The Ministry’s move also reflects an international patchwork of approaches. In the United States, for example, platforms like Kalshi have sought regulatory approval by presenting their products as financial derivatives overseen by market watchdogs, while others have faced enforcement actions or strict limits. In Europe, several countries classify similar services as gambling, subjecting them to betting laws rather than financial regulations. Brazil’s blanket blocking aligns it more with the restrictive end of that spectrum.
For Brazilian users, the immediate consequence is a sudden halt to participation in these markets.
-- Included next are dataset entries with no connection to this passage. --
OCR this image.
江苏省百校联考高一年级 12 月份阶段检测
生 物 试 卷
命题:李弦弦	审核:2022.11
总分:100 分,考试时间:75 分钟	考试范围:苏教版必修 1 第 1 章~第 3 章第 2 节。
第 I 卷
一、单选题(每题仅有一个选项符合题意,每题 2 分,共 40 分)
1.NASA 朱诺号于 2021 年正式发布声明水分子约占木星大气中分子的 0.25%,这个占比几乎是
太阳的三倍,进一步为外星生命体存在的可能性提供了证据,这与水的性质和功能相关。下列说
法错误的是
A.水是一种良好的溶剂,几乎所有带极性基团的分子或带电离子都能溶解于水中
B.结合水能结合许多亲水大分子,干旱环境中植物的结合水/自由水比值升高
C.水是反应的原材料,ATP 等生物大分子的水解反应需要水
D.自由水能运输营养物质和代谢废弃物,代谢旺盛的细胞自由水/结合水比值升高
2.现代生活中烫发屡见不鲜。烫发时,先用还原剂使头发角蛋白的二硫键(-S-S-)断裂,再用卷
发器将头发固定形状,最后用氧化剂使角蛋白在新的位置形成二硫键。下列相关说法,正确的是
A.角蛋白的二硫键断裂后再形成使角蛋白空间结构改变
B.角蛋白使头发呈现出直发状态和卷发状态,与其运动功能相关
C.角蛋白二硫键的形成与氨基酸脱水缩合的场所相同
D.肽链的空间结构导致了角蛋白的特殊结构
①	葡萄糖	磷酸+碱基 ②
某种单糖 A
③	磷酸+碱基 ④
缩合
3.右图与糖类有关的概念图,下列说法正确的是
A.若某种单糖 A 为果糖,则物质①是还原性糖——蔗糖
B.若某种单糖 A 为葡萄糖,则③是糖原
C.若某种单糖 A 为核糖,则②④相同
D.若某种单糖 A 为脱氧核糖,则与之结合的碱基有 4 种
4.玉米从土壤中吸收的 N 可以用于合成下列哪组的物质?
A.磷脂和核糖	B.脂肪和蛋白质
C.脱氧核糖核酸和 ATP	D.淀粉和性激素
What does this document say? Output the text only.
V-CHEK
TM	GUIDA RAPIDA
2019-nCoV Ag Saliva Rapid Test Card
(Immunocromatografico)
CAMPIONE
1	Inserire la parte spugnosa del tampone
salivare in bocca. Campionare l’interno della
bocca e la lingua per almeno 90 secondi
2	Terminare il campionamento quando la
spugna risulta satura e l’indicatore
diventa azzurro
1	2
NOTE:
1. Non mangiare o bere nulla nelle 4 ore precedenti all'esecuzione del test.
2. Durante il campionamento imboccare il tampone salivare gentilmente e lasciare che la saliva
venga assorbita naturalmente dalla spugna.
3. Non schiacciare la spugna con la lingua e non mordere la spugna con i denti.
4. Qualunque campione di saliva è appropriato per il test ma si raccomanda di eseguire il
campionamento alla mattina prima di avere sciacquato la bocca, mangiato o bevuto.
Traders who relied on prediction platforms to hedge risk, gauge sentiment, or simply speculate on politics and economics now find themselves cut off. Some may attempt to circumvent the ban through technical tools, but that carries its own legal and practical risks, especially if authorities decide to step up enforcement against individuals or payment intermediaries.
For the platforms themselves, Brazil’s decision is a warning shot about the costs of expanding into large emerging markets without explicit regulatory clarity. Losing access to a population of over 200 million people reduces potential liquidity and user growth, and it underscores the challenge of operating a global product that is simultaneously seen as a financial innovation in one jurisdiction and an illegal betting operation in another.
The ban could also alter the trajectory of Brazil’s burgeoning fintech and crypto sectors. Many local startups had seen event‑based markets as a possible frontier at the intersection of finance, data, and user engagement. The government’s stance sends a clear signal that any product that looks, feels, or behaves like gambling-regardless of its technological sophistication-will be scrutinized through that lens first.
At the same time, the move leaves open questions about what a compliant framework for prediction markets would look like, if it is possible at all. Authorities have so far emphasized enforcement over accommodation, but industry participants argue that clear licensing rules, capital requirements, and consumer safeguards could allow a regulated version of these markets to exist without the worst abuses.
For now, though, Brazilian officials appear more focused on curbing what they view as a surge in risky wagering behavior. Concerns about rising gambling addiction, aggressive advertising, and the blurring of lines between entertainment and investment are driving a tougher stance not just on prediction markets, but on the wider ecosystem of online games with financial stakes.
The involvement of key financial authorities, including the central bank and the Finance Ministry, signals that the government does not see this as a niche issue. Instead, it is linking the crackdown to broader priorities: reducing household over‑indebtedness, tightening oversight of digital financial services, and reinforcing trust in the formal banking and capital markets.
Over the medium term, the Brazilian debate around prediction markets is likely to become a test case for how far innovation can push against the boundaries of gambling law. The platforms’ advocates will continue to point to their value as forecasting tools and information aggregators, while regulators will ask whether those benefits outweigh the documented harms associated with unregulated, high‑risk betting.
Until there is a policy shift, however, the signal is unambiguous. In Brazil, online markets that let people bet on the outcomes of real‑world events are being treated not as cutting‑edge financial products, but as unauthorized gambling operations-and they are being shut down accordingly.